高跟鞋的声音响起,越来越近。
昭昭忽然定住,将小刀藏好。
“哒、哒。”
高跟鞋慢慢走到她面前,停住。
下一刻,一个冰凉的尖锐物体贴在昭昭后脑。
看着全身被固定在椅子上不得动弹的李昭昭,金诗觅嗤笑一声。
闪着冷冽寒光的剪刀贴着少女的头皮滑下,咔嚓一声,几缕发丝随着蒙在眼前的布条滑落,露出少女湿润迷茫的眼眸,绑得过紧的布条在娇嫩的肌肤上留下一道红痕。
来人一手撑伞,一手握着锋利的剪刀,眼底满是疯狂。
她离得很近,从伞沿滑落的雨水全都渗入昭昭的脖颈、毛衣。
昭昭像一朵被雨打的娇花,病恹恹地暴露在湿冷的空气中,苍白的面色与捂着嘴唇的黑色胶布形成鲜明对比,好看的眉头难受得皱起,丝毫不影响她的美感,反而多了一股我见犹怜的气质。

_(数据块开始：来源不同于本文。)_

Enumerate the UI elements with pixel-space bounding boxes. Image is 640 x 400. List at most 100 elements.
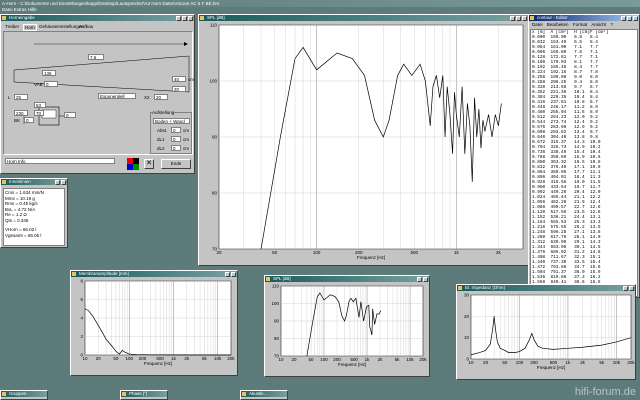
abst-input[interactable]: 0	[171, 127, 181, 133]
horn-name-input[interactable]: Horn Info	[5, 158, 115, 164]
bk-input[interactable]: 0	[24, 117, 34, 123]
spl-titlebar[interactable]: SPL [dB]	[199, 15, 528, 21]
y-tick-label: 80	[212, 191, 218, 196]
top-length-input[interactable]: 7.6	[88, 54, 104, 60]
tab-gehaeuse[interactable]: Gehäuseeinstellungen	[39, 24, 84, 29]
ende-button[interactable]: Ende	[161, 159, 191, 169]
spl-small-titlebar[interactable]: SPL [dB]	[265, 276, 429, 282]
minimized-window-1[interactable]: Gruppen	[0, 390, 48, 400]
spl-chart: 11010090807020 50 100 200 500 1k 2kFrequenz [H…	[209, 23, 524, 260]
y-tick-label: 20	[464, 314, 470, 319]
x-tick-label: 20	[96, 356, 102, 361]
app-menubar[interactable]: Datei Extras Hilfe	[0, 7, 640, 13]
color-green[interactable]	[133, 164, 139, 170]
menu-ansicht[interactable]: Ansicht	[591, 22, 606, 27]
app-titlebar[interactable]: A-Horn - C:\Dokumente und Einstellungen\…	[0, 0, 640, 7]
x-tick-label: 50	[309, 357, 315, 362]
minimize-icon[interactable]	[225, 271, 230, 277]
tab-treiber[interactable]: Treiber	[5, 24, 19, 29]
minimize-icon[interactable]	[417, 276, 422, 282]
app-menu[interactable]: Datei Extras Hilfe	[2, 7, 37, 12]
tab-horn[interactable]: Horn	[23, 24, 37, 31]
tab-aufbau[interactable]: Aufbau	[79, 24, 93, 29]
window-icon	[266, 277, 270, 281]
menu-format[interactable]: Format	[573, 22, 587, 27]
parameter-titlebar[interactable]: Innenlinien	[1, 179, 67, 185]
minimize-icon[interactable]	[176, 15, 181, 21]
spl-window[interactable]: SPL [dB] 110 100 90 80 70 20 50 100 200 500 1k 2k Fr…	[198, 14, 529, 266]
close-icon[interactable]	[61, 179, 66, 185]
contour-text-area[interactable]: x [m] A [cm²] H [cm]F [cm²] 0.000 150.00 …	[530, 29, 638, 297]
color-picker[interactable]	[127, 158, 139, 170]
close-icon[interactable]	[231, 271, 236, 277]
x-tick-label: 10k	[406, 357, 414, 362]
menu-datei[interactable]: Datei	[532, 22, 543, 27]
close-icon[interactable]	[423, 276, 428, 282]
b-input[interactable]: 230	[14, 110, 28, 116]
menu-help[interactable]: ?	[610, 22, 613, 27]
impedanz-window[interactable]: El. Impedanz [Ohm] 30 20 10 0 10 20 50 100 200 50…	[456, 284, 636, 380]
close-icon[interactable]	[633, 15, 638, 21]
parameter-window[interactable]: Innenlinien Cms = 1.634 mm/N Mms = 10.19…	[0, 178, 68, 248]
x-tick-label: 50	[272, 250, 278, 255]
maximize-icon[interactable]	[516, 15, 521, 21]
abst-label: Abst.	[157, 128, 168, 133]
contour-titlebar[interactable]: contour - Editor	[529, 15, 639, 21]
c-input[interactable]: 70	[34, 110, 44, 116]
x-tick-label: 2k	[496, 250, 502, 255]
delete-button[interactable]: ✕	[144, 159, 154, 169]
l-input[interactable]: 25	[14, 94, 28, 100]
horneingabe-titlebar[interactable]: Horneingabe	[1, 15, 194, 21]
y-tick-label: 100	[271, 301, 279, 306]
membran-titlebar[interactable]: Membranamplitude [mm]	[71, 271, 237, 277]
horn-type-select[interactable]: Exponentiell	[98, 93, 136, 99]
x-tick-label: 20k	[627, 360, 635, 365]
window-icon	[458, 286, 462, 290]
minimize-icon[interactable]	[621, 15, 626, 21]
contour-menubar: Datei Bearbeiten Format Ansicht ?	[530, 22, 638, 28]
close-icon[interactable]	[522, 15, 527, 21]
y-tick-label: 6	[80, 297, 83, 302]
aufstellung-select[interactable]: Boden + Wand	[153, 118, 190, 124]
window-icon	[2, 180, 6, 184]
d-input[interactable]: 0	[64, 112, 76, 118]
window-icon	[200, 16, 204, 20]
minimized-window-2[interactable]: Phase [°]	[120, 390, 168, 400]
x-tick-label: 5k	[202, 356, 208, 361]
mid-length-input[interactable]: 136	[42, 70, 56, 76]
spl-small-window[interactable]: SPL [dB] 110 100 90 80 70 10 20 50 100 200 500 1k 2k…	[264, 275, 430, 377]
horneingabe-window[interactable]: Horneingabe Treiber Horn Gehäuseeinstell…	[0, 14, 195, 174]
x-tick-label: 100	[313, 250, 321, 255]
impedanz-chart: 302010010 20 50 100 200 500 1k 2k 5k 10k 20kFreque…	[464, 293, 635, 370]
impedanz-titlebar[interactable]: El. Impedanz [Ohm]	[457, 285, 635, 291]
spl-small-title: SPL [dB]	[273, 276, 291, 281]
dl1-unit: cm	[183, 137, 189, 142]
bk-label: BK	[14, 118, 21, 123]
dl1-input[interactable]: 0	[171, 136, 181, 142]
vab-input[interactable]: 0	[44, 81, 58, 87]
window-icon	[72, 272, 76, 276]
a-input[interactable]: 63	[34, 102, 46, 108]
membran-window[interactable]: Membranamplitude [mm] 8 6 4 2 0 10 20 50 100 200 5…	[70, 270, 238, 376]
x-tick-label: 500	[411, 250, 419, 255]
horn-panel: 7.6 136 VAB 0 40 20 cm Exponentiell L 25…	[3, 31, 194, 155]
minimize-icon[interactable]	[510, 15, 515, 21]
minimized-window-3[interactable]: Akustik...	[240, 390, 288, 400]
x-tick-label: 20	[483, 360, 489, 365]
minimize-icon[interactable]	[55, 179, 60, 185]
close-icon[interactable]	[629, 285, 634, 291]
menu-bearbeiten[interactable]: Bearbeiten	[547, 22, 569, 27]
y-tick-label: 110	[272, 284, 280, 289]
maximize-icon[interactable]	[182, 15, 187, 21]
membran-chart: 8642010 20 50 100 200 500 1k 2k 5k 10k 20kFrequenz…	[80, 279, 235, 366]
x-input[interactable]: 20	[154, 94, 168, 100]
s2-input[interactable]: 20	[172, 86, 186, 92]
s1-input[interactable]: 40	[172, 76, 186, 82]
contour-table: x [m] A [cm²] H [cm]F [cm²] 0.000 150.00 …	[531, 30, 637, 290]
minimize-icon[interactable]	[623, 285, 628, 291]
window-icon	[2, 392, 6, 396]
contour-editor-window[interactable]: contour - Editor Datei Bearbeiten Format…	[528, 14, 640, 298]
close-icon[interactable]	[188, 15, 193, 21]
dl2-input[interactable]: 0	[171, 145, 181, 151]
maximize-icon[interactable]	[627, 15, 632, 21]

金诗觅面上露出一丝嫌恶和嫉妒,一把撕下少女脸上的黑色胶布。
尖锐的剪刀抬起少女精致小巧的下巴,金诗觅嘴角扯出一抹恶毒的微笑:“说起来我也应该和裴宁一样叫你表妹。”
“昭昭表妹,喜欢我给你的生日惊喜吗?”
昭昭忍耐着浑身的不适,与金诗觅阴毒的视线对上。
抵着下巴的剪刀快要滑到喉咙,昭昭冰冷的双唇蠕动,斟酌道:“嫂子”
少女被冻得沙哑的声音传入耳中,金诗觅一愣,后退一步,忽然弯着腰笑了起来。
“哈哈哈哈哈——”
像是听到什么好笑的笑话,金诗觅笑得剪刀都拿不稳。
锋利的剪刀落地,溅起了一小片水花。
金诗觅还在笑,昭昭趁机小幅度地磨麻绳,不动声色地观察四周。
这是一个荒废的植物园。她们在一个荒芜的花房内,壁上爬满了枯黄的藤蔓,刺骨雨水透过破败的大棚砸下来。
一片灰黄,入眼都是荒凉。
金诗觅终于停止了笑。
“他凭什么这么对我?”金诗觅朝昭昭走来脚步有些不稳。
“你知不知道陆裴宁对金家做了什么,他为什么要这样?”
涉及违法行为的金氏高层接连入狱,金氏在今日宣告破产,这个庞大的商业帝国拖着臃肿腐烂的身子彻底死去。
昭昭静静看着她。
“你同情我?”金诗觅被少女眼神刺痛,“呵,是啊,我好可怜。就在今天,亲人、金钱、地位,我什么都没有了。而他呢?陆裴宁,在做完这一切后,居然还想着给他亲爱的表妹过生日。”
尖锐的女声忽地拔高:“他凭什么这样对我!”
昭昭浑身僵硬冰凉,身体被雨水彻底打湿,手上的伤口隐隐作痛,被金诗觅这么一吼,脑袋嗡地一响,“啪嗒”一声,手中结构简单的美工刀支离破碎,刀片弹飞。